Le Havre (Normandie), reportage
« Je suis fier de vous accueillir dans ma ville du Havre », s’est exclamé Médine avec force sous les applaudissements de l’assemblée. Assis sur un sofa turquoise aux côtés d’une Marine Tondelier souriante, le rappeur s’est adressé à l’assemblée d’adhérents et de militants du parti des écologistes, venus nombreuses et nombreux pour assister à cet échange « canapé » qui a duré une heure. Les regards et les caméras étaient rivés sur l’artiste lors de cette première journée de l’université d’été d’Europe Écologie-Les Verts (EELV) au Havre.
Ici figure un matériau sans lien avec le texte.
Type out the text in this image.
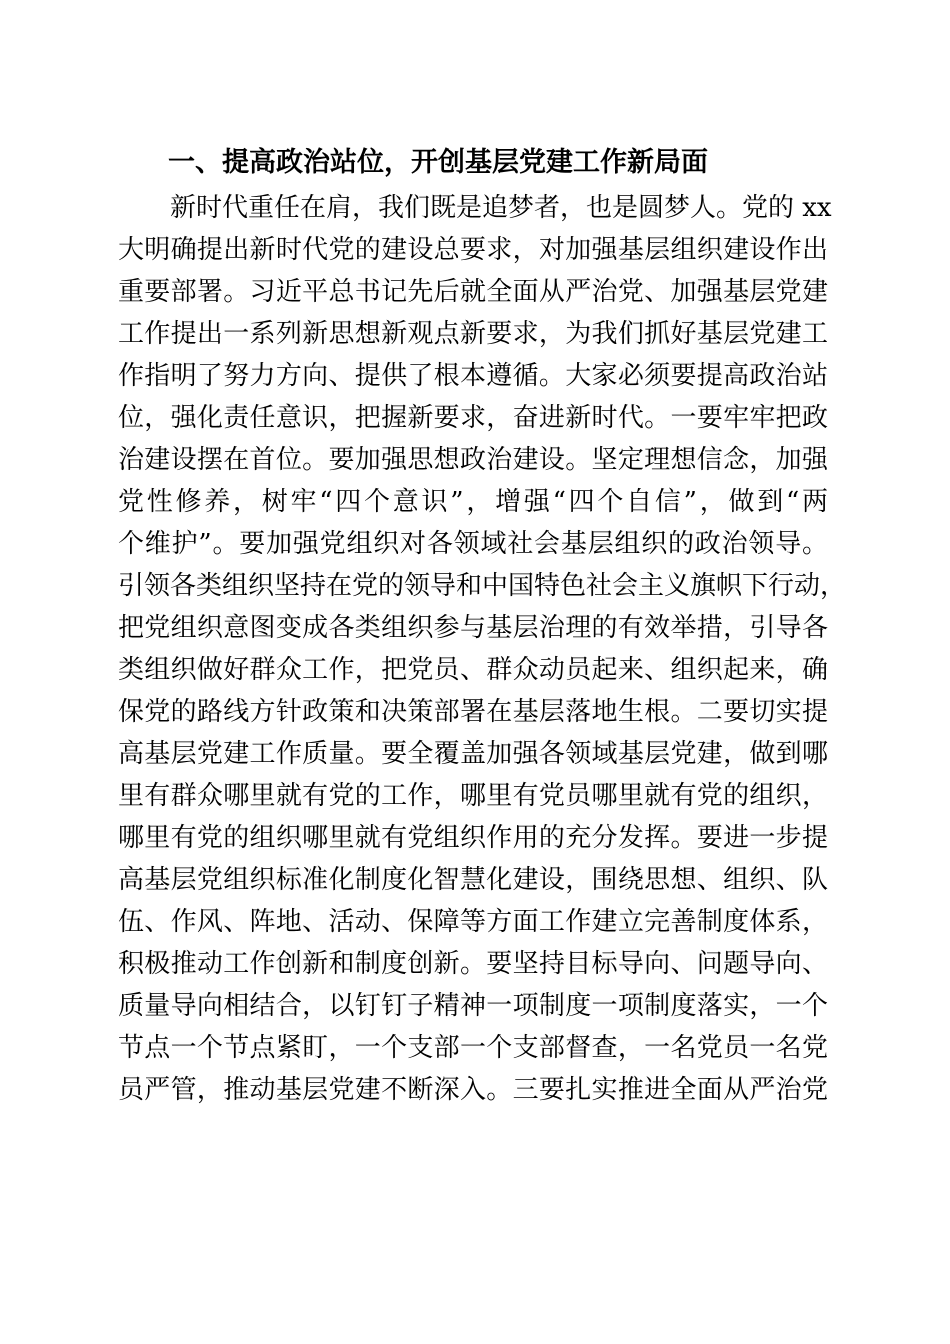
一、提高政治站位，开创基层党建工作新局面
新时代重任在肩，我们既是追梦者，也是圆梦人。党的 xx
大明确提出新时代党的建设总要求，对加强基层组织建设作出
重要部署。习近平总书记先后就全面从严治党、加强基层党建
工作提出一系列新思想新观点新要求，为我们抓好基层党建工
作指明了努力方向、提供了根本遵循。大家必须要提高政治站
位，强化责任意识，把握新要求，奋进新时代。一要牢牢把政
治建设摆在首位。要加强思想政治建设。坚定理想信念，加强
党性修养，树牢“四个意识”，增强“四个自信”，做到“两
个维护”。要加强党组织对各领域社会基层组织的政治领导。
引领各类组织坚持在党的领导和中国特色社会主义旗帜下行动，
把党组织意图变成各类组织参与基层治理的有效举措，引导各
类组织做好群众工作，把党员、群众动员起来、组织起来，确
保党的路线方针政策和决策部署在基层落地生根。二要切实提
高基层党建工作质量。要全覆盖加强各领域基层党建，做到哪
里有群众哪里就有党的工作，哪里有党员哪里就有党的组织，
哪里有党的组织哪里就有党组织作用的充分发挥。要进一步提
高基层党组织标准化制度化智慧化建设，围绕思想、组织、队
伍、作风、阵地、活动、保障等方面工作建立完善制度体系，
积极推动工作创新和制度创新。要坚持目标导向、问题导向、
质量导向相结合，以钉钉子精神一项制度一项制度落实，一个
节点一个节点紧盯，一个支部一个支部督查，一名党员一名党
员严管，推动基层党建不断深入。三要扎实推进全面从严治党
La tension de la salle s’est dissipée dès les premiers mots accueillants du rappeur. Droit au but, il a affirmé « ne pas faire l’impasse sur les trois semaines qui ont remué l’actualité », évoqué de lui-même le tweet qui a mis le feu aux poudres (un jeu de mots jugé antisémite) et s’est excusé d’une « maladresse » pour laquelle il a réitéré excuses et regrets.
Très attendu, l’échange entre Marine Tondelier, cheffe de file des écologistes, et le rappeur Médine s’est déroulé dans la bonne humeur. Les adhérents, enthousiasmés par la discussion, restent néanmoins amers à cause des dissensions internes au parti provoquées par l’invitation. « Marine Tondelier a passé une grande partie de l’échange à insister sur des faits passés pour réclamer des excuses. On a eu peu de temps pour évoquer les quartiers populaires et la convergence des luttes », a soupiré Ben, 23 ans, à la sortie.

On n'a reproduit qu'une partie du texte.